Karlsruhe Institute of Technology: Hybrid teaching at KIT: online formats secure face-to-face events

Since the beginning of the winter semester in October 2021, after three online semesters, many lectures have been taking place on-site on the KIT South Campus. “This was an important concern for both students and teachers,” says the Vice President for Teaching and Academic Affairs of KIT, Professor Alexander Wanner. At the same time, students can also attend some face-to-face lectures online from other locations. This simultaneous, interactive live participation in courses via various media from different locations is the principle of hybrid teaching. With the new mixed formats, participation is also possible for students who are currently abroad, are not yet fully vaccinated or are not allowed to attend in attendance due to quarantine or symptoms typical for COVID-19. Currently, about a third of the lectures at KIT are offered as hybrid events. They complement the portfolio of courses, which also include face-to-face formats, supplemented by electronically provided learning materials, as well as pure online formats.

35 KIT lecture halls equipped with additional technology for hybrid formats

“It was important to me to be able to offer present teaching again this semester,” says Professor Marc Hiller from the Electrotechnical Institute of KIT. He conducts his lecture “Electrical machines and power converters” as a live stream via the video conference software Zoom and then makes the recording available to the students. The lecture hall in which the event takes place is one of 35 lecture halls at KIT that have been equipped with additional technology for hybrid formats. During the entire lecture there is a chat in which the students can answer questions from one another. “I find the chat especially enriching,” said Hiller. “The inhibition threshold is lower and the students can quickly clarify simple questions with one another.” Instead of the blackboard, he uses a graphics tablet, With which he can not only show slides, but also edit and add to them by hand. He wants to keep this method in all of his lectures in the future.

Professor Shervin Haghsheno from the Institute for Technology and Management in Construction is also holding his course on project management for the first time in hybrid form. “Due to the special situation with regard to the pandemic, it was very important to me this semester to create framework conditions that enable all students to have good learning success,” explains Haghsheno. With a second projection of the zoom gallery view, the students can perceive themselves as a group on site and online. During the lecture, questions are regularly asked of the students. “Online students answer live in the lecture hall via zoom,” says Haghsheno, “and to make the questions from the auditorium audible on site in the live stream, we use a microphone.”
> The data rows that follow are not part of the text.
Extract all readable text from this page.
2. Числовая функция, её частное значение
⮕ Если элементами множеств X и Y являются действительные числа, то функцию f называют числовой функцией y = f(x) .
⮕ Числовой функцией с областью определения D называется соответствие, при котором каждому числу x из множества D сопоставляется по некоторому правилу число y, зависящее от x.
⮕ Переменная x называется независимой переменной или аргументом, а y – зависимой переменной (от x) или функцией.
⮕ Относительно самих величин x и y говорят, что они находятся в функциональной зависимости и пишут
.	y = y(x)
Hybrid concepts should also contribute to more flexible study organization in the future

Of the approximately 150 students who take part in the two events mentioned, two thirds had taken part on site and one third remotely by mid-November. This relationship has been reversed since the end of November. The concept of hybrid teaching enables students to decide for themselves how they want to participate in view of the current infection situation in the corona pandemic. The lecturers can still hold their courses as planned. “It turns out that it was an advantage for everyone involved to focus on hybrid teaching from the beginning of the semester,” said Vice President Wanner.

Marc Hiller and Shervin Haghsheno can well imagine teaching hybrids beyond the pandemic. The new mixed formats should also allow students to participate in the future if they cannot be present. In addition, it is better possible to respond to the different learning styles of the students. They were mostly positive about the hybrid implementation. “The flexible participation option makes it easier for students to organize their studies,” reports Marc Hiller. The options for interactive participation via chats or quizzes would also go down well with them.

“Many lecturers at KIT have specifically developed the existing options with a lot of initiative and commitment,” says Wanner. Beyond that, however, the exchange between the lecturers and the students as well as among the students in face-to-face events remains of central importance for their learning success and personal development. “The challenge for the future is to find the best combination of face-to-face and online offers. In any case, we will be able to build on our previous experience with hybrid concepts, ”says Wanner.